Hamburger Schulbehörde: Neue Corona-Studie „gute Nachricht“
Am Sonntag gab es die erste Reaktion aus der Schulbehörde mit einer ganz eigenen Interpretation der neuen Studie. Demnach behalte die alte Studie weiterhin ihre Richtigkeit, weil sie sich ja auf rund 170 Schulen beziehe. Dabei „kann die Lage an einer einzelnen Schule davon durchaus abweichen”, heißt es in einer Mitteilung. In 150 Schulen sei vermutlich keine einzige Corona-Übertragung passiert.
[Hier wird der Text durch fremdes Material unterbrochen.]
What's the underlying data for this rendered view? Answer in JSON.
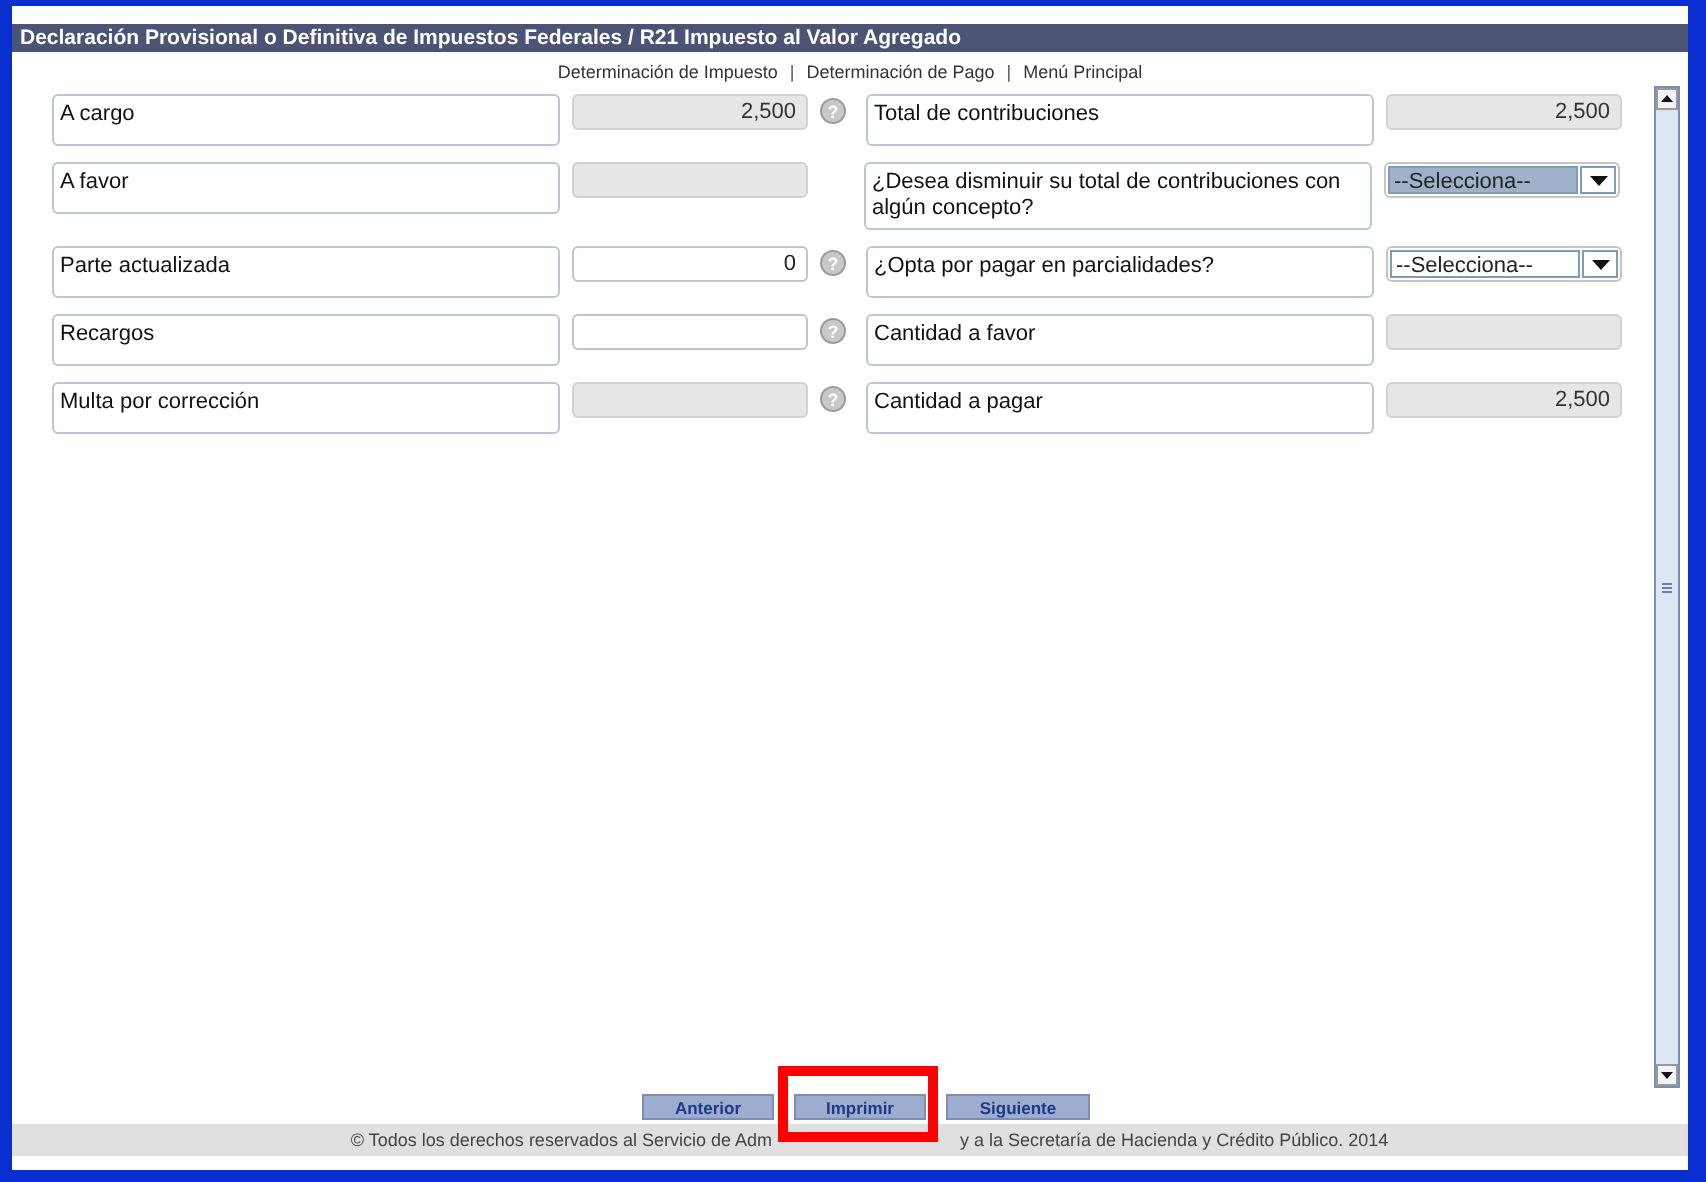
{
  "window": {
    "title": "Declaración Provisional o Definitiva de Impuestos Federales / R21 Impuesto al Valor Agregado"
  },
  "nav_links": [
    {
      "label": "Determinación de Impuesto",
      "separator": "|"
    },
    {
      "label": "Determinación de Pago",
      "separator": "|"
    },
    {
      "label": "Menú Principal"
    }
  ],
  "rows": [
    {
      "left": {
        "label": "A cargo",
        "kind": "input",
        "value": "2,500",
        "disabled": true,
        "help": "?"
      },
      "right": {
        "label": "Total de contribuciones",
        "kind": "input",
        "value": "2,500",
        "disabled": true
      }
    },
    {
      "left": {
        "label": "A favor",
        "kind": "input",
        "disabled": true
      },
      "right": {
        "label": "¿Desea disminuir su total de contribuciones con algún concepto?",
        "kind": "select",
        "value": "--Selecciona--",
        "highlighted": true
      }
    },
    {
      "left": {
        "label": "Parte actualizada",
        "kind": "input",
        "value": "0",
        "disabled": false,
        "help": "?"
      },
      "right": {
        "label": "¿Opta por pagar en parcialidades?",
        "kind": "select",
        "value": "--Selecciona--",
        "highlighted": false
      }
    },
    {
      "left": {
        "label": "Recargos",
        "kind": "input",
        "disabled": false,
        "help": "?"
      },
      "right": {
        "label": "Cantidad a favor",
        "kind": "input",
        "disabled": true
      }
    },
    {
      "left": {
        "label": "Multa por corrección",
        "kind": "input",
        "disabled": true,
        "help": "?"
      },
      "right": {
        "label": "Cantidad a pagar",
        "kind": "input",
        "value": "2,500",
        "disabled": true
      }
    }
  ],
  "buttons": [
    {
      "label": "Anterior"
    },
    {
      "label": "Imprimir"
    },
    {
      "label": "Siguiente"
    }
  ],
  "footer": {
    "text_left": "© Todos los derechos reservados al Servicio de Adm",
    "text_right": "y a la Secretaría de Hacienda y Crédito Público. 2014"
  }
}
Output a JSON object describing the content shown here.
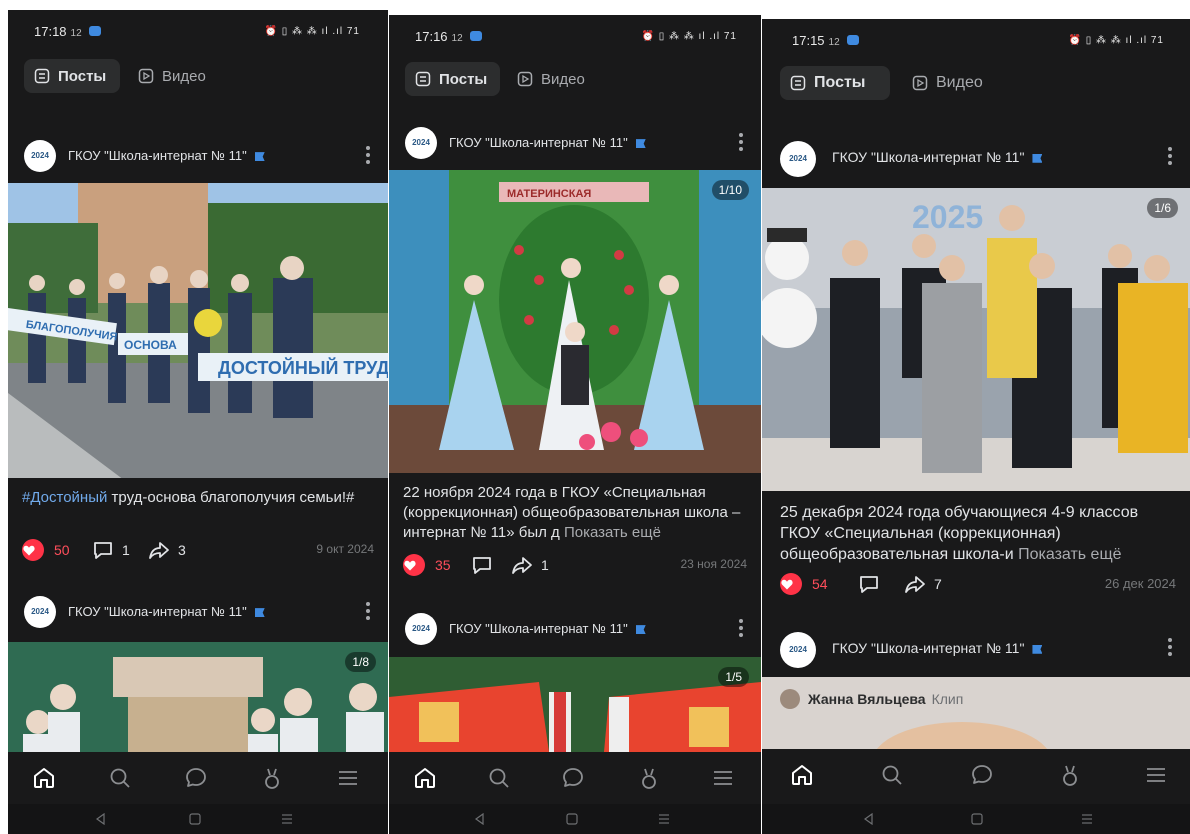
{
  "screens": [
    {
      "status": {
        "time": "17:18",
        "sub": "12",
        "icons": "⏰ ▯ ⁂ ⁂ ıl .ıl 71"
      },
      "tabs": {
        "posts": "Посты",
        "video": "Видео"
      },
      "posts": [
        {
          "author": "ГКОУ \"Школа-интернат № 11\"",
          "hashtag": "#Достойный",
          "text": " труд-основа благополучия семьи!#",
          "likes": "50",
          "comments": "1",
          "shares": "3",
          "date": "9 окт 2024"
        },
        {
          "author": "ГКОУ \"Школа-интернат № 11\"",
          "counter": "1/8"
        }
      ]
    },
    {
      "status": {
        "time": "17:16",
        "sub": "12",
        "icons": "⏰ ▯ ⁂ ⁂ ıl .ıl 71"
      },
      "tabs": {
        "posts": "Посты",
        "video": "Видео"
      },
      "posts": [
        {
          "author": "ГКОУ \"Школа-интернат № 11\"",
          "counter": "1/10",
          "text": "22 ноября 2024 года в ГКОУ «Специальная (коррекционная) общеобразовательная школа – интернат № 11» был д",
          "more": "Показать ещё",
          "likes": "35",
          "comments": "",
          "shares": "1",
          "date": "23 ноя 2024"
        },
        {
          "author": "ГКОУ \"Школа-интернат № 11\"",
          "counter": "1/5"
        }
      ]
    },
    {
      "status": {
        "time": "17:15",
        "sub": "12",
        "icons": "⏰ ▯ ⁂ ⁂ ıl .ıl 71"
      },
      "tabs": {
        "posts": "Посты",
        "video": "Видео"
      },
      "posts": [
        {
          "author": "ГКОУ \"Школа-интернат № 11\"",
          "counter": "1/6",
          "text": "25 декабря 2024 года обучающиеся 4-9 классов ГКОУ «Специальная (коррекционная) общеобразовательная школа-и",
          "more": "Показать ещё",
          "likes": "54",
          "comments": "",
          "shares": "7",
          "date": "26 дек 2024"
        },
        {
          "author": "ГКОУ \"Школа-интернат № 11\"",
          "clip_author": "Жанна Вяльцева",
          "clip_label": "Клип"
        }
      ]
    }
  ],
  "avatar_text": "2024",
  "colors": {
    "bg": "#19191a",
    "like": "#ff3347",
    "accent": "#3f8ae0",
    "hashtag": "#71aaeb"
  }
}
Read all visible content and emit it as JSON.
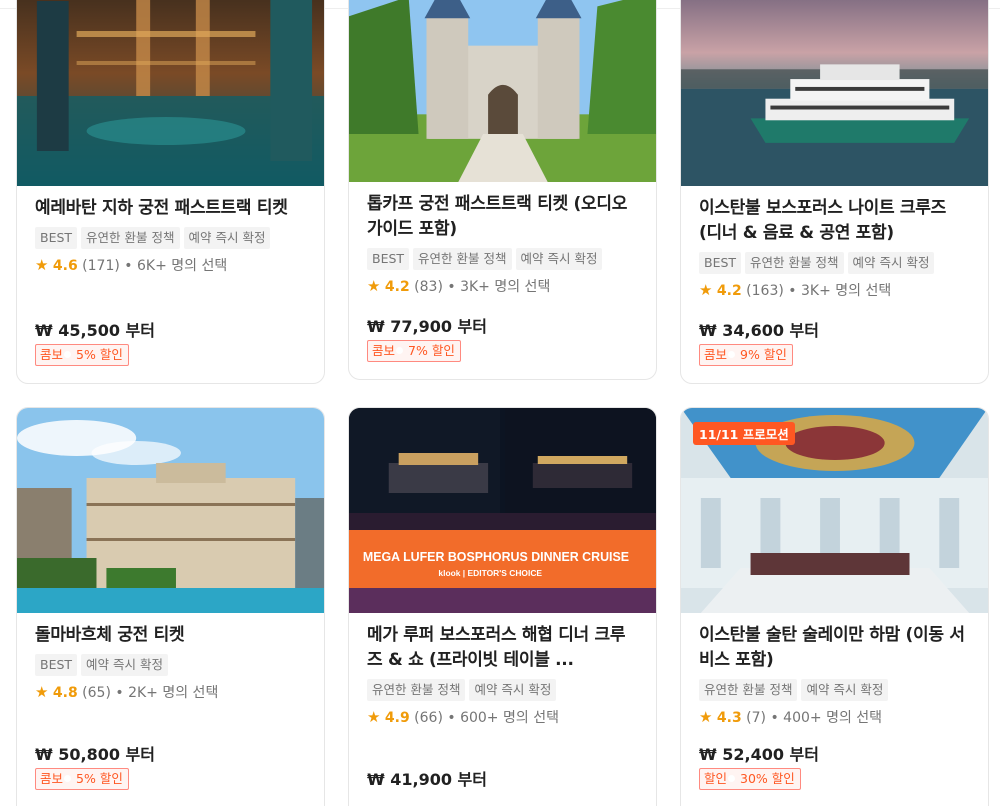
{
  "cards": [
    {
      "title": "예레바탄 지하 궁전 패스트트랙 티켓",
      "tags": [
        "BEST",
        "유연한 환불 정책",
        "예약 즉시 확정"
      ],
      "rating": "4.6",
      "reviews": "(171)",
      "booked": "• 6K+ 명의 선택",
      "price": "₩ 45,500 부터",
      "promo_type": "콤보",
      "promo_text": "5% 할인"
    },
    {
      "title": "톱카프 궁전 패스트트랙 티켓 (오디오 가이드 포함)",
      "tags": [
        "BEST",
        "유연한 환불 정책",
        "예약 즉시 확정"
      ],
      "rating": "4.2",
      "reviews": "(83)",
      "booked": "• 3K+ 명의 선택",
      "price": "₩ 77,900 부터",
      "promo_type": "콤보",
      "promo_text": "7% 할인"
    },
    {
      "title": "이스탄불 보스포러스 나이트 크루즈 (디너 & 음료 & 공연 포함)",
      "tags": [
        "BEST",
        "유연한 환불 정책",
        "예약 즉시 확정"
      ],
      "rating": "4.2",
      "reviews": "(163)",
      "booked": "• 3K+ 명의 선택",
      "price": "₩ 34,600 부터",
      "promo_type": "콤보",
      "promo_text": "9% 할인"
    },
    {
      "title": "돌마바흐체 궁전 티켓",
      "tags": [
        "BEST",
        "예약 즉시 확정"
      ],
      "rating": "4.8",
      "reviews": "(65)",
      "booked": "• 2K+ 명의 선택",
      "price": "₩ 50,800 부터",
      "promo_type": "콤보",
      "promo_text": "5% 할인"
    },
    {
      "title": "메가 루퍼 보스포러스 해협 디너 크루즈 & 쇼 (프라이빗 테이블 ...",
      "tags": [
        "유연한 환불 정책",
        "예약 즉시 확정"
      ],
      "rating": "4.9",
      "reviews": "(66)",
      "booked": "• 600+ 명의 선택",
      "price": "₩ 41,900 부터",
      "image_text_1": "MEGA LUFER BOSPHORUS DINNER CRUISE",
      "image_text_2": "klook | EDITOR'S CHOICE"
    },
    {
      "title": "이스탄불 술탄 술레이만 하맘 (이동 서비스 포함)",
      "tags": [
        "유연한 환불 정책",
        "예약 즉시 확정"
      ],
      "rating": "4.3",
      "reviews": "(7)",
      "booked": "• 400+ 명의 선택",
      "price": "₩ 52,400 부터",
      "promo_type": "할인",
      "promo_text": "30% 할인",
      "badge": "11/11 프로모션"
    }
  ],
  "star_glyph": "★"
}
Im Fall des Corona-Ausbruchs an der Heinrich-Herz-Schule waren laut Schulbehörde 34 Schüler betroffen. Allerdings ließe die neue Studie den Schluss zu, „dass nicht 34, sondern sogar nur 25 Schulbeteiligte der Heinrich-Hertz-Schule in der Schule infiziert wurden.”
Schulbehörde Hamburg: Nur 19 Prozent der infizierten Schüler in Schule infiziert
Landesweit liege der Anteil der Schüler, die sich in einer Schule infiziert haben, bei 19,1 Prozent. Man habe zuvor jedoch mit mehr infizierten Schülern (34) gerechnet, die sich direkt in der Heinrich-Hertz-Schule infiziert haben, so dass die neue Studie eine gute Nachricht sei.
„Das bestätigt noch einmal, dass die Schulbehörde in ihrer Untersuchung sehr vorsichtig vorgegangen ist und im Zweifelsfall sogar etwas zu viele Infektionen als ,schulinterne‘ Infektionen bewertet hat”, heißt es abschließend. Warum die für die Schulbehörde so „gute Nachricht” erst am Sonntag – mehrere Tage nach der Antwort bei „FragDenStaat” – kommuniziert wurde, bleibt jedoch offen. (fkm)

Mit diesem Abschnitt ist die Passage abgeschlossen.